Threaded GL Dispatch Code For Mesa Sent Out For Review

For the background to the story, read Mesa Threaded OpenGL Dispatch Finally Landing, Big Perf Win For Some Games. Long story short, the RadeonSI developers are interested in merging the OpenGL threaded dispatch support into core Mesa. The code has been floating around for a few years un-merged but has the potential for affecting some Linux games with greater performance, such as Borderlands 2 as one example where it can be as much as 70% faster.
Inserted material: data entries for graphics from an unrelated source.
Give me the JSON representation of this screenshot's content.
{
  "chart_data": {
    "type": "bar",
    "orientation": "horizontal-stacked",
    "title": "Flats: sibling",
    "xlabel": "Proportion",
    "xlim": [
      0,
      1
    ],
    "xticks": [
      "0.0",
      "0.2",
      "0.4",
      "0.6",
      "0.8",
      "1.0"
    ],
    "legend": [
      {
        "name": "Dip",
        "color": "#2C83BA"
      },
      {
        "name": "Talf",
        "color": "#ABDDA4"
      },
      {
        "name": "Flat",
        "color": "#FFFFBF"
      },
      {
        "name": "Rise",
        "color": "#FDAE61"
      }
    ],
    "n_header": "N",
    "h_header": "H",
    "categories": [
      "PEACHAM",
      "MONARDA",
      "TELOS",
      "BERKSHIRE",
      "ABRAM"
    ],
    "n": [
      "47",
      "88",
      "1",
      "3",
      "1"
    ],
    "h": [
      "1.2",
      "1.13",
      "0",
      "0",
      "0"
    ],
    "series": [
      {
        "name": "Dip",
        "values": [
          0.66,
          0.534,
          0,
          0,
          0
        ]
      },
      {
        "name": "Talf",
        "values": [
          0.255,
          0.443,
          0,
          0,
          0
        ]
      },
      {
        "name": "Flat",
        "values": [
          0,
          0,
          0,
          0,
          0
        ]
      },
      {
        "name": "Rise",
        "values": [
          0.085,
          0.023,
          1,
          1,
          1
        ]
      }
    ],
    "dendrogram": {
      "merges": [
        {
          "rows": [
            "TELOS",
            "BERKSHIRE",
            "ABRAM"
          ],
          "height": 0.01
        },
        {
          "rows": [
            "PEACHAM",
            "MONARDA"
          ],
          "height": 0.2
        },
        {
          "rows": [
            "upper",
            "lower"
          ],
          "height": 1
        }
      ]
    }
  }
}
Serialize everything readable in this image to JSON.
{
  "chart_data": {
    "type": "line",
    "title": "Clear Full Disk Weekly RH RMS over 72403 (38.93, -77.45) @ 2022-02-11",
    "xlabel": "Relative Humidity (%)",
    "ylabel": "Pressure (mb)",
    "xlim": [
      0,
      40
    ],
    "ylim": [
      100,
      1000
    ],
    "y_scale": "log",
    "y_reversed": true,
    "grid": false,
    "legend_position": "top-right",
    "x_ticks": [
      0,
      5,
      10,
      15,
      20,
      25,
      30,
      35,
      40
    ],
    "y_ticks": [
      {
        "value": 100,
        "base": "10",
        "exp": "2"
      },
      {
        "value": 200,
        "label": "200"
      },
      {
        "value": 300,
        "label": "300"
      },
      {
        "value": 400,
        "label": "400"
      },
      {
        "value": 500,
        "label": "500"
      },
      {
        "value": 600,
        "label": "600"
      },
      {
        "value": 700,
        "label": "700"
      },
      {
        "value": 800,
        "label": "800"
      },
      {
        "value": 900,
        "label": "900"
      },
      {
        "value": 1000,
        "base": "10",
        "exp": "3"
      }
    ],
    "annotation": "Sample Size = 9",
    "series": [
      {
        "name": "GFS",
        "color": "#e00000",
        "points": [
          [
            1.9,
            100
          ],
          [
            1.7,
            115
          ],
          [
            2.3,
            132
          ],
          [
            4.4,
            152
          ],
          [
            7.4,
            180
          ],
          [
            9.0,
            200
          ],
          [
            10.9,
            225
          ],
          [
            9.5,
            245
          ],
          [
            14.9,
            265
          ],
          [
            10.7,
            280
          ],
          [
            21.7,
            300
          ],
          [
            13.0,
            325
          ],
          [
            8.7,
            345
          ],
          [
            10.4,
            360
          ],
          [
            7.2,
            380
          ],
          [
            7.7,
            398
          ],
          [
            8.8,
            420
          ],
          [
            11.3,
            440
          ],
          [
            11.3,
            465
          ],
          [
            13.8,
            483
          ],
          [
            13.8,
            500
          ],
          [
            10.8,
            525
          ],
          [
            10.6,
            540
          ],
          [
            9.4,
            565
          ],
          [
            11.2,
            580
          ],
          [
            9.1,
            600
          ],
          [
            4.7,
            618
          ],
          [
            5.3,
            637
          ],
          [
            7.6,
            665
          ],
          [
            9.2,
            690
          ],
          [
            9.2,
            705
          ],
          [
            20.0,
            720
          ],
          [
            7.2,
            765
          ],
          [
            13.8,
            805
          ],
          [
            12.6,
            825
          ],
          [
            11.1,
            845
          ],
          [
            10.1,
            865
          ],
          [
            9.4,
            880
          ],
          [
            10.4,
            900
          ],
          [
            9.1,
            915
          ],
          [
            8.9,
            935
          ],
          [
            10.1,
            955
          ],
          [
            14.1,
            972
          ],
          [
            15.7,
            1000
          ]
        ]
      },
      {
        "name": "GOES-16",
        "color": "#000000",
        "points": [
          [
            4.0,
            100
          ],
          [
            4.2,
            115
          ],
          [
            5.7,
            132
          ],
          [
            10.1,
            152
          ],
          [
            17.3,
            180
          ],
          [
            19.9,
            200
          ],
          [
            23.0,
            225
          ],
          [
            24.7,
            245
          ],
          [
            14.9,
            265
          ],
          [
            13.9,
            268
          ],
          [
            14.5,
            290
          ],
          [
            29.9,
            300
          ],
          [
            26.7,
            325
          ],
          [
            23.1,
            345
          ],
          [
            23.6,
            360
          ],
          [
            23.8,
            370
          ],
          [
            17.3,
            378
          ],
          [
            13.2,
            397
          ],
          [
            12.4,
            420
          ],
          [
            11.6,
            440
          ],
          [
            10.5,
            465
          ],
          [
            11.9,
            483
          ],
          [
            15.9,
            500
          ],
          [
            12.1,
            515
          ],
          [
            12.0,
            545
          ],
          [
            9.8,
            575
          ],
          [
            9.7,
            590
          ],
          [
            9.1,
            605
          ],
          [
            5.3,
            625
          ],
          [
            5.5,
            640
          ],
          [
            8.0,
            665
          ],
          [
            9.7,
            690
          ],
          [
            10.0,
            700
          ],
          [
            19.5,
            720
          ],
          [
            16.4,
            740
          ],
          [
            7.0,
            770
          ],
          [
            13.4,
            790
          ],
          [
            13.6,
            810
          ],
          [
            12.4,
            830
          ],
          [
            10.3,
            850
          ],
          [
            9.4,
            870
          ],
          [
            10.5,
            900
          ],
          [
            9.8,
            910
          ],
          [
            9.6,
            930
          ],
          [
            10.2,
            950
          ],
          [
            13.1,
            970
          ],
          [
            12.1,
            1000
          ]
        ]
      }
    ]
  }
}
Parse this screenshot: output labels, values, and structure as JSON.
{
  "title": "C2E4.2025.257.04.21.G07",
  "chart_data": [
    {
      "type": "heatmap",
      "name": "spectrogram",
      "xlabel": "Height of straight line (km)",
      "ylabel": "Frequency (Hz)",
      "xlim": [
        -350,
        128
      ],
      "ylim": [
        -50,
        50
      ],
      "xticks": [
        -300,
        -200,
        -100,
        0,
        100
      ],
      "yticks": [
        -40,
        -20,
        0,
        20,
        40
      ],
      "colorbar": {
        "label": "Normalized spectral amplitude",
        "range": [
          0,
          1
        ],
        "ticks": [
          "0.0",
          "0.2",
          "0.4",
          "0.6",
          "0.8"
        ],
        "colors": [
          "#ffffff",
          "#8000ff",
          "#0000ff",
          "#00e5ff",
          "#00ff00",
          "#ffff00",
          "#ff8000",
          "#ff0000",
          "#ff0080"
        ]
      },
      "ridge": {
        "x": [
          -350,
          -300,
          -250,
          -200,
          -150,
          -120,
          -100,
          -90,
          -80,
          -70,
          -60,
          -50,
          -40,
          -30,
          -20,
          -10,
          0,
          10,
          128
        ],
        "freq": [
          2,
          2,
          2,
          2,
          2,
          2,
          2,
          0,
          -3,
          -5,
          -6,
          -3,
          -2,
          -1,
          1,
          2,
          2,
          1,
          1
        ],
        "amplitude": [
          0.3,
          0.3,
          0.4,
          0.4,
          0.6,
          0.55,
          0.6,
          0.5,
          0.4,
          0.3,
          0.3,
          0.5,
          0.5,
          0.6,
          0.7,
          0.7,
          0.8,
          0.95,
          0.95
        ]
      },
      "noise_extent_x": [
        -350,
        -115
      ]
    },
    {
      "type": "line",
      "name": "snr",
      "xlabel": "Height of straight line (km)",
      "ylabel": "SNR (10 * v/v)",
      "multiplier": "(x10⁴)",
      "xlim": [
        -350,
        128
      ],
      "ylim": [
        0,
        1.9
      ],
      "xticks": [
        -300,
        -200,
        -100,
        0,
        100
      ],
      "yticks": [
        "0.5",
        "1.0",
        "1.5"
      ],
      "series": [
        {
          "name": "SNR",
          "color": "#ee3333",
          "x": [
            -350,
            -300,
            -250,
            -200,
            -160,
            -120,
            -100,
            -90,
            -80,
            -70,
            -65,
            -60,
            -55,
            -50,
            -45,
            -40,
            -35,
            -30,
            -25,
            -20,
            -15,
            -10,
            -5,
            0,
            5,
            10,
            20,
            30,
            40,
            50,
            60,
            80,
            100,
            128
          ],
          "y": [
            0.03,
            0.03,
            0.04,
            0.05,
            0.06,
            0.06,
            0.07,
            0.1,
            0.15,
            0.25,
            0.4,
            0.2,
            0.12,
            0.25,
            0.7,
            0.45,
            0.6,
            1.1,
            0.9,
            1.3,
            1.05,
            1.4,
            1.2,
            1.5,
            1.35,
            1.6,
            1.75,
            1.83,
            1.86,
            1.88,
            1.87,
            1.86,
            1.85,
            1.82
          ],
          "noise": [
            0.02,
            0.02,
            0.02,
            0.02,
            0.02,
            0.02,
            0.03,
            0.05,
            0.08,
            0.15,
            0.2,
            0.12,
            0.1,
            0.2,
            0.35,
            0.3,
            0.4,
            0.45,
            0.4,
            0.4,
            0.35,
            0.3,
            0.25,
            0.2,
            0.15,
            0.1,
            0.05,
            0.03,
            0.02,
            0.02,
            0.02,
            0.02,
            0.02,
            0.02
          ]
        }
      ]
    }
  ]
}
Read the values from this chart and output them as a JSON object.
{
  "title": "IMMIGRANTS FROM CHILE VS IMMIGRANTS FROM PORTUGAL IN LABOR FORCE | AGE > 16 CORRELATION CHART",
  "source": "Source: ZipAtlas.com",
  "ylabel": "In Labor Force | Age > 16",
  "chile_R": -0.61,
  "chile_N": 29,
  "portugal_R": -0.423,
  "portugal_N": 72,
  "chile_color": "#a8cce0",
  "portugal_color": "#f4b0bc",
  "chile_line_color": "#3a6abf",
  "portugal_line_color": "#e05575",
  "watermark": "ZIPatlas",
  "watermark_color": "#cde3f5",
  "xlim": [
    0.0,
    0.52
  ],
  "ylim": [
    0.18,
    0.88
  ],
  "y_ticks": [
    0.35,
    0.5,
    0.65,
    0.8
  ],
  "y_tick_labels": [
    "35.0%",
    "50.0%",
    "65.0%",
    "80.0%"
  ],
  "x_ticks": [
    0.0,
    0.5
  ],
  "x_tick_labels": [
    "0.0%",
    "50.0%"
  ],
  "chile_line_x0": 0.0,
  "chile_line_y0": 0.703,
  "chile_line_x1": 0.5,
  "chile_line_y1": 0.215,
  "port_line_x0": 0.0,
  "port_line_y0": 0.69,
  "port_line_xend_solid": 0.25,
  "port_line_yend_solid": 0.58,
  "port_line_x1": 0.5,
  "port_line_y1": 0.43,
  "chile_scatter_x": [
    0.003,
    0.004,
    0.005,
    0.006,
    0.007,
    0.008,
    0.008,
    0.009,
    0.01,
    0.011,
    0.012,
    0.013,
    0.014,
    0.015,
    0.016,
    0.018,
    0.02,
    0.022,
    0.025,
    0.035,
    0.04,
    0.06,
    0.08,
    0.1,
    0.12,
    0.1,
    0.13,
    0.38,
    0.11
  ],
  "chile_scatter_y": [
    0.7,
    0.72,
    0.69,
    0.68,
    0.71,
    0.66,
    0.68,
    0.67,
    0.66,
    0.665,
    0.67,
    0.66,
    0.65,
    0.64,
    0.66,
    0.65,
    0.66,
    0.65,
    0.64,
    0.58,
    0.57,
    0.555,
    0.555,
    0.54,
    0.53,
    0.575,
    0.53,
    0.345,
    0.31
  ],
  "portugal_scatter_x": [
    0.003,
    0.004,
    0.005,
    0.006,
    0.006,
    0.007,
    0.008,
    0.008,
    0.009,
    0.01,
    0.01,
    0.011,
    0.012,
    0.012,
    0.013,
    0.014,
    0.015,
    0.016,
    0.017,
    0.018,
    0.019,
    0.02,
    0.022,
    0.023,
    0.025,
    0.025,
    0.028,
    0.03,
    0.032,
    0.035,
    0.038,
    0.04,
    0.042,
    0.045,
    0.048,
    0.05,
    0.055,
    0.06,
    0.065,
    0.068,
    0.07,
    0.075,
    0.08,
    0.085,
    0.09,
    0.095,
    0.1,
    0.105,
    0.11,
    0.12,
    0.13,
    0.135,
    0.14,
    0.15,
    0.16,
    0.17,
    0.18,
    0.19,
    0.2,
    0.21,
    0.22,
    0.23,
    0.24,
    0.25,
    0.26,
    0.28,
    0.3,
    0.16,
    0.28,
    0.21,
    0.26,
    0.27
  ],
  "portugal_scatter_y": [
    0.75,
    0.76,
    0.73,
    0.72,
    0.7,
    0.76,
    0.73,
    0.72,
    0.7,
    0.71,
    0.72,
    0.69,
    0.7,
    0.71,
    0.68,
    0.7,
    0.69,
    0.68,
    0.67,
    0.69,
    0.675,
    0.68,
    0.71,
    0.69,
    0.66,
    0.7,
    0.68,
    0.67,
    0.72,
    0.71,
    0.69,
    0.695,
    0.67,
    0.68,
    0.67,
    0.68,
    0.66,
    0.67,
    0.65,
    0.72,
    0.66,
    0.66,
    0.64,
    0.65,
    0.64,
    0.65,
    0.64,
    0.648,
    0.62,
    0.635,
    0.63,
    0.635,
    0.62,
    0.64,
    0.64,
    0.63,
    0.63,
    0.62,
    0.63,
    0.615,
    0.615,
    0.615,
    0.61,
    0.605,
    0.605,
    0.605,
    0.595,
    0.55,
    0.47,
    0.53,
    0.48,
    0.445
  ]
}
Since that original revival of the threaded GL dispatch discussion from a few days ago, the Mesa-dev list has been active with upstream developers and other stakeholders debating the idea of merging this code. In particular, the criticism has been that while the threaded dispatch functionality is disabled by default, it regresses some Piglit test runs, some games may crash or perform worse with the code enabled, and whether Mesa should be supporting application/game-specific profiles for automatically turning on/off this and other features. Just how many Linux games this will help also isn't clear, but it is definitely just a smaller sub-set of the modern Linux game portfolio.
There were also concerns the dispatch code hasn't gone through a public review on the Mesa-dev mailing list, but that's why Marek sent out all 26 patches today onto the list for generating additional feedback and reviews. Over the original threaded OpenGL dispatch code from years ago, Marek had added Gallium3D driver support, DRI3 support, and other improvements.
Games/applications making use of an OpenGL 3.3 core profile should work, but Marek is uncertain how many OpenGL 4.4 applications/games would work, while acknowledging a lot of work is still to be done. Marek's patch series also notes our 5 GPU x 5 CPU comparison from this morning for showing how some many Linux games are CPU bound.